The EPA’s “Plug-In To E-Cycling” program for electronics recycling is supported by 12 companies including Wal-Mart, Sony, Sharp, Staples, Panasonic, JVC, Dell, Best Buy, AT&T Wireless, Recycle America Alliance, Envirocycle and Nxtcycle, and close to 30 public partners.

AT&T Wireless and Best Buy also collect used electronics and cell phones in drop-boxes in their stores.

Twenty-two public libraries in southeastern Minnesota are collecting cell phones as a free recycling service to community and business members as part of the Minnesota Waste Wise Cell Phone Recycling Program.
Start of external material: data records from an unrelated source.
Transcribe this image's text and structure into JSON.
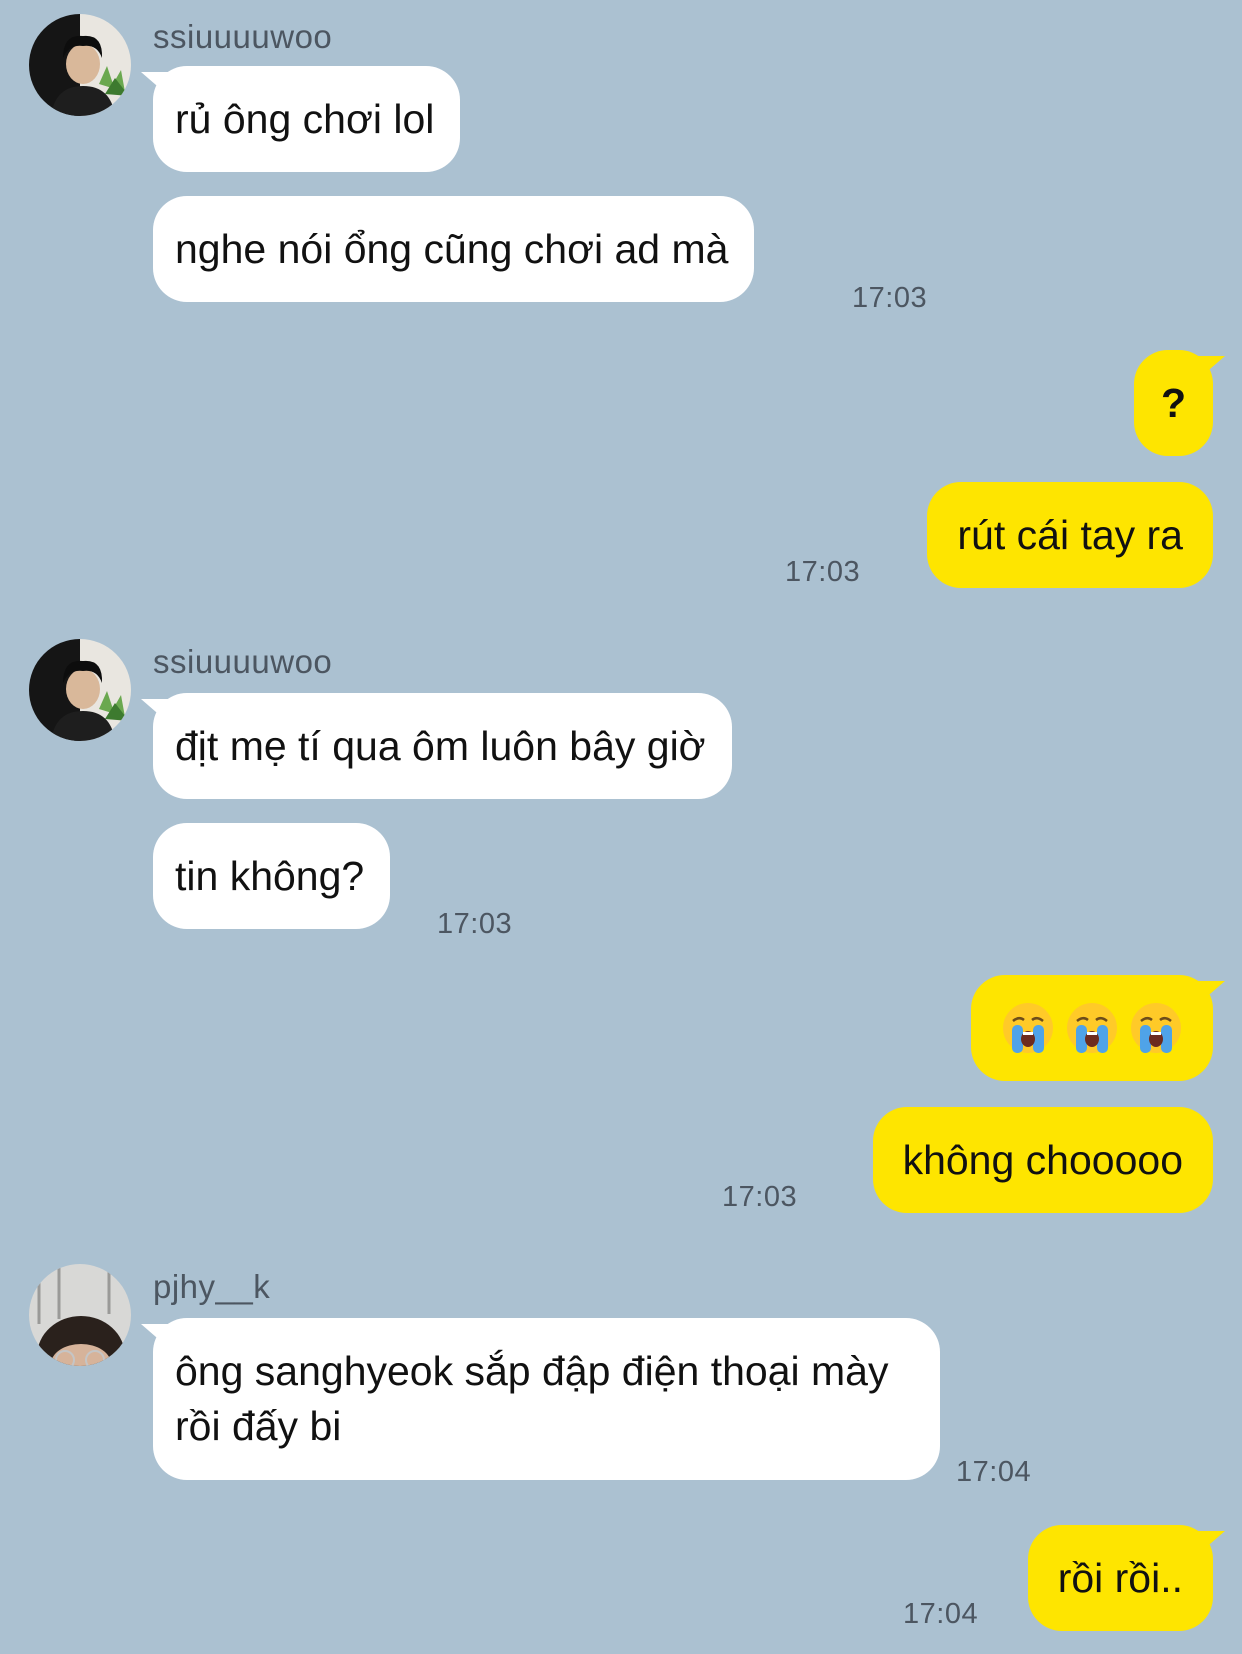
{
  "messages": [
    {
      "type": "sender",
      "name": "ssiuuuuwoo"
    },
    {
      "type": "in",
      "text": "rủ ông chơi lol"
    },
    {
      "type": "in",
      "text": "nghe nói ổng cũng chơi ad mà",
      "time": "17:03"
    },
    {
      "type": "out",
      "text": "?"
    },
    {
      "type": "out",
      "text": "rút cái tay ra",
      "time": "17:03"
    },
    {
      "type": "sender",
      "name": "ssiuuuuwoo"
    },
    {
      "type": "in",
      "text": "địt mẹ tí qua ôm luôn bây giờ"
    },
    {
      "type": "in",
      "text": "tin không?",
      "time": "17:03"
    },
    {
      "type": "out",
      "emoji": [
        "crying-face-icon",
        "crying-face-icon",
        "crying-face-icon"
      ]
    },
    {
      "type": "out",
      "text": "không chooooo",
      "time": "17:03"
    },
    {
      "type": "sender",
      "name": "pjhy__k"
    },
    {
      "type": "in",
      "text": "ông sanghyeok sắp đập điện thoại mày rồi đấy bi",
      "time": "17:04"
    },
    {
      "type": "out",
      "text": "rồi rồi..",
      "time": "17:04"
    }
  ],
  "colors": {
    "background": "#abc1d1",
    "incoming_bubble": "#ffffff",
    "outgoing_bubble": "#fee500",
    "meta_text": "#4c5661"
  }
}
Cell phones can be dropped off at the public libraries during regular library hours.

But although these programs operate with the best of intentions, according to Most, they are no match for the growing heaps of cell phone trash. "Existing U.S. collection programs are making steps in the right direction," Most says, "but they're operating at a scale and scope that is dwarfed by the monumental size of the problem."

The Inform report recommends that to be effective cell phone recycling programs need to offer convenient, permanent drop-off sites in high-traffic locations within communities, such as shopping malls, supermarkets, banks, and post offices.

Programs need to be broadly and aggressively publicized, and temporary drives must be replaced by permanent collection systems, Inform suggests. Especially in the case of a company with numerous retail locations like RadioShack, a Donate a Phone program partner with about 7,100 stores nationwide, ongoing collections "could make a real difference in recovery rates," Inform says in its report.

And finally, Inform recommends that phones sent abroad should be returned to the United States for reuse and recycling, or systems need to be established that enable these phones to be collected, reused, and recycled abroad. Revenues generated from the sale of refurbished phones and recyclable materials could be used to cover the costs of this infrastructure.